Titles aren’t just words to be taken literally — they carry all kinds of emotional and cultural attachments with them, and that’s why they’re often changed. The Swedish title of Stieg Larsson’s first book was Men Who Hate Women. In the United States the title was changed to The Girl With the Dragon Tattoo. The Swedish title sounds too much like nonfiction, and it doesn’t suggest character or even intrigue the way the English title does. But I’m assuming that the original title appealed to Swedish readers.
Translation isn’t the only place titles are changed — they’re often changed at an editor’s desk or in a marketing department brainstorming session. Almost all publishing contracts reserve to the publishers the right to title a book, because publishers feel that they know far better than authors what types of titles sell, and what types don’t.
That is a title’s first job: to help sell the book.

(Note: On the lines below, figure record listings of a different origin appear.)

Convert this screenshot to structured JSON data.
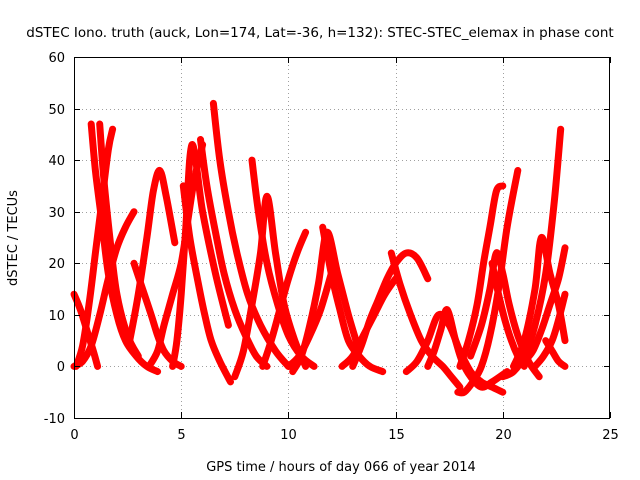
{
  "chart_data": {
    "type": "line",
    "title": "dSTEC Iono. truth (auck, Lon=174, Lat=-36, h=132): STEC-STEC_elemax in phase cont",
    "xlabel": "GPS time / hours of day 066 of year 2014",
    "ylabel": "dSTEC  / TECUs",
    "xlim": [
      0,
      25
    ],
    "ylim": [
      -10,
      60
    ],
    "xticks": [
      0,
      5,
      10,
      15,
      20,
      25
    ],
    "yticks": [
      -10,
      0,
      10,
      20,
      30,
      40,
      50,
      60
    ],
    "grid": true,
    "legend": "none",
    "color": "#ff0000",
    "marker": "plus",
    "series": [
      {
        "x": [
          0.0,
          0.3,
          0.6,
          0.9,
          1.1
        ],
        "y": [
          14,
          11,
          7,
          3,
          0
        ]
      },
      {
        "x": [
          0.0,
          0.4,
          0.8,
          1.2,
          1.6,
          2.0,
          2.4,
          2.8
        ],
        "y": [
          0,
          1,
          4,
          10,
          17,
          23,
          27,
          30
        ]
      },
      {
        "x": [
          0.8,
          1.0,
          1.3,
          1.6,
          2.0,
          2.4,
          2.9,
          3.4,
          3.9
        ],
        "y": [
          47,
          38,
          28,
          18,
          10,
          5,
          2,
          0,
          -1
        ]
      },
      {
        "x": [
          1.2,
          1.4,
          1.7,
          2.0,
          2.5,
          3.0
        ],
        "y": [
          47,
          36,
          24,
          14,
          6,
          2
        ]
      },
      {
        "x": [
          0.1,
          0.4,
          0.7,
          1.0,
          1.3,
          1.6,
          1.8
        ],
        "y": [
          0,
          4,
          12,
          22,
          32,
          42,
          46
        ]
      },
      {
        "x": [
          2.8,
          3.2,
          3.6,
          3.9,
          4.2,
          4.6,
          5.0
        ],
        "y": [
          20,
          15,
          10,
          6,
          3,
          1,
          0
        ]
      },
      {
        "x": [
          2.6,
          3.0,
          3.4,
          3.7,
          4.0,
          4.3,
          4.7
        ],
        "y": [
          5,
          14,
          25,
          34,
          38,
          33,
          24
        ]
      },
      {
        "x": [
          3.5,
          3.9,
          4.2,
          4.6,
          5.0,
          5.3,
          5.6,
          6.0
        ],
        "y": [
          0,
          3,
          8,
          14,
          20,
          28,
          36,
          43
        ]
      },
      {
        "x": [
          4.6,
          4.8,
          5.0,
          5.2,
          5.5,
          6.0,
          6.6,
          7.2
        ],
        "y": [
          0,
          5,
          14,
          26,
          43,
          30,
          18,
          8
        ]
      },
      {
        "x": [
          5.1,
          5.4,
          5.8,
          6.1,
          6.4,
          6.8,
          7.3
        ],
        "y": [
          35,
          25,
          16,
          10,
          5,
          1,
          -3
        ]
      },
      {
        "x": [
          5.9,
          6.2,
          6.6,
          7.0,
          7.5,
          8.0,
          8.5,
          9.0
        ],
        "y": [
          44,
          35,
          26,
          18,
          11,
          6,
          2,
          0
        ]
      },
      {
        "x": [
          6.5,
          6.8,
          7.2,
          7.6,
          8.1,
          8.7,
          9.4,
          10.0
        ],
        "y": [
          51,
          40,
          30,
          22,
          14,
          8,
          3,
          0
        ]
      },
      {
        "x": [
          8.3,
          8.6,
          9.0,
          9.5,
          10.0,
          10.6,
          11.2
        ],
        "y": [
          40,
          30,
          20,
          12,
          6,
          2,
          0
        ]
      },
      {
        "x": [
          7.5,
          7.9,
          8.3,
          8.7,
          9.0,
          9.4,
          9.8,
          10.3,
          10.8
        ],
        "y": [
          -2,
          3,
          12,
          22,
          33,
          22,
          12,
          5,
          0
        ]
      },
      {
        "x": [
          8.8,
          9.2,
          9.6,
          10.0,
          10.4,
          10.8
        ],
        "y": [
          0,
          5,
          11,
          17,
          22,
          26
        ]
      },
      {
        "x": [
          10.2,
          10.6,
          11.0,
          11.4,
          11.8,
          12.3,
          12.8,
          13.3
        ],
        "y": [
          -1,
          2,
          8,
          16,
          26,
          18,
          10,
          3
        ]
      },
      {
        "x": [
          11.6,
          12.0,
          12.4,
          12.8,
          13.3,
          13.8,
          14.4
        ],
        "y": [
          27,
          18,
          11,
          5,
          2,
          0,
          -1
        ]
      },
      {
        "x": [
          10.0,
          10.5,
          11.0,
          11.5,
          12.0
        ],
        "y": [
          0,
          2,
          6,
          11,
          18
        ]
      },
      {
        "x": [
          12.5,
          13.0,
          13.5,
          14.0,
          14.5,
          15.0
        ],
        "y": [
          0,
          2,
          6,
          10,
          14,
          17
        ]
      },
      {
        "x": [
          13.0,
          13.4,
          13.8,
          14.2,
          14.6,
          15.0,
          15.5,
          16.0,
          16.5
        ],
        "y": [
          0,
          4,
          9,
          13,
          17,
          20,
          22,
          21,
          17
        ]
      },
      {
        "x": [
          14.8,
          15.2,
          15.7,
          16.2,
          16.7,
          17.2,
          17.6,
          18.0
        ],
        "y": [
          22,
          16,
          10,
          5,
          2,
          0,
          -2,
          -4
        ]
      },
      {
        "x": [
          15.5,
          16.0,
          16.5,
          17.0,
          17.5,
          18.0,
          18.5,
          19.0,
          19.5,
          20.0
        ],
        "y": [
          -1,
          1,
          5,
          10,
          8,
          3,
          -1,
          -3,
          -4,
          -5
        ]
      },
      {
        "x": [
          16.5,
          16.8,
          17.1,
          17.4,
          17.8,
          18.1,
          18.5,
          19.0,
          19.5,
          20.2
        ],
        "y": [
          0,
          3,
          7,
          11,
          5,
          1,
          -2,
          -4,
          -3,
          -1
        ]
      },
      {
        "x": [
          17.9,
          18.2,
          18.6,
          19.0,
          19.4,
          19.8,
          20.2,
          20.7
        ],
        "y": [
          -5,
          -5,
          -3,
          0,
          6,
          15,
          27,
          38
        ]
      },
      {
        "x": [
          18.0,
          18.4,
          18.8,
          19.1,
          19.4,
          19.7,
          20.0
        ],
        "y": [
          0,
          5,
          12,
          20,
          27,
          34,
          35
        ]
      },
      {
        "x": [
          18.5,
          19.0,
          19.4,
          19.7,
          20.0,
          20.3,
          20.7,
          21.2,
          21.7
        ],
        "y": [
          2,
          8,
          15,
          22,
          18,
          12,
          6,
          1,
          -2
        ]
      },
      {
        "x": [
          19.5,
          19.8,
          20.1,
          20.4,
          20.7,
          21.0
        ],
        "y": [
          20,
          14,
          9,
          5,
          2,
          0
        ]
      },
      {
        "x": [
          20.0,
          20.5,
          21.0,
          21.5,
          22.0,
          22.4,
          22.7
        ],
        "y": [
          -2,
          -1,
          2,
          8,
          18,
          32,
          46
        ]
      },
      {
        "x": [
          20.5,
          21.0,
          21.5,
          21.8,
          22.2,
          22.6,
          22.9
        ],
        "y": [
          0,
          5,
          15,
          25,
          18,
          12,
          5
        ]
      },
      {
        "x": [
          21.0,
          21.4,
          21.8,
          22.2,
          22.6,
          22.9
        ],
        "y": [
          1,
          3,
          7,
          12,
          17,
          23
        ]
      },
      {
        "x": [
          21.5,
          21.9,
          22.3,
          22.6,
          22.9
        ],
        "y": [
          0,
          2,
          5,
          9,
          14
        ]
      },
      {
        "x": [
          22.0,
          22.3,
          22.6,
          22.9
        ],
        "y": [
          5,
          3,
          1,
          0
        ]
      }
    ]
  }
}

And when it comes to fiction, a title has a second job: to resonate with the reader, especially at book’s end, when the impact of a well-chosen title hits home. Hemingway’s A Farewell to Arms is an excellent example of a title hitting home. I remember reading this novel when I was twenty years old, thinking the title meant one thing as I was reading the book . . . then reaching the end and being stunned by its other meaning.

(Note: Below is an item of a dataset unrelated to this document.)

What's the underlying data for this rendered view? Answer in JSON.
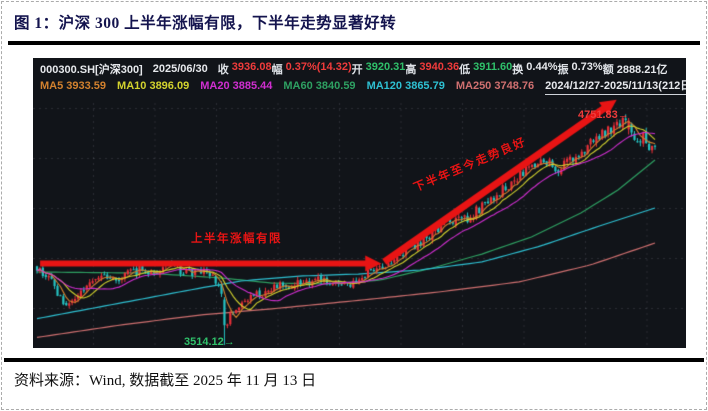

Some writers put no titles on their books until they’ve reached the end, but most, I think, have working titles. I always have what I think of as a working title. In the end, that changes probably 50% of the time, sometimes due to me, sometimes due to the publisher.

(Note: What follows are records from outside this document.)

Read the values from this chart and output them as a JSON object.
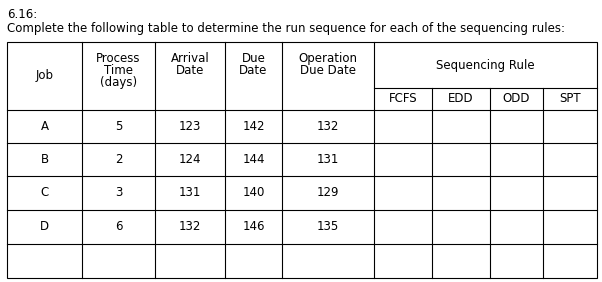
{
  "title_line1": "6.16:",
  "title_line2": "Complete the following table to determine the run sequence for each of the sequencing rules:",
  "jobs": [
    "A",
    "B",
    "C",
    "D"
  ],
  "proc_times": [
    "5",
    "2",
    "3",
    "6"
  ],
  "arrivals": [
    "123",
    "124",
    "131",
    "132"
  ],
  "due_dates": [
    "142",
    "144",
    "140",
    "146"
  ],
  "op_due_dates": [
    "132",
    "131",
    "129",
    "135"
  ],
  "seq_labels": [
    "FCFS",
    "EDD",
    "ODD",
    "SPT"
  ],
  "bg_color": "#ffffff",
  "text_color": "#000000",
  "line_color": "#000000",
  "font_size": 8.5,
  "title_font_size": 8.5
}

My working title for my first novel, She’s on First, was Bases Loaded. I recognized that “bases loaded” was a trite phrase, and I fully expected the publisher to change my working title. But when my editor called to say they were going to change the title to She’s on First, I was upset. Mainly because she’s at short, not on first! Of course I understood the allusion to “Who’s on first?”. . . but I still didn’t like the title.
So my editor asked me to send every title I could think of, to see if would change the minds of the marketing department. Here’s what I sent. (And you will correctly conclude that my list didn’t change the publisher’s mind.)
Brand New Ballgame
No Easy Out
Bring the Runner Home
Rough in the Diamond
The Residue of Design
Within the Lines
Inside the Strike Zone
Clearing the Bases
Ball in Play
After four or five years of living with the She’s on First, I made peace with the title. And here’s the rub. Whenever I teach this topic in a writing class, everybody, without exception, prefers She’s on First to any of the other titles in my list— which indicates that the publisher was right. (So maybe those marketing departments really do know what they’re doing!)
It’s always a good idea to brainstorm working titles for your book. Write down all word associations that come to you. Write down opposites. Think of poems, concepts, key lines from the book. Think of what grabs you as a reader. You might have to come up with 30, 40, 50 possible titles to get one you really love. And then — the marketing department might change it.
But then again, they may not — and that would indicate they believe your title will help sell your book. The Crown marketing department must have liked my title for my first mystery, Dirty Proof, because they left it intact. And I self-published the sequel, Sound Proof, so I titled it what I wanted to!
Titles are on the outside, plots and themes on the inside . . . if you want to know what it might be like for a woman playing in the major leagues, read beyond the title of She’s on First.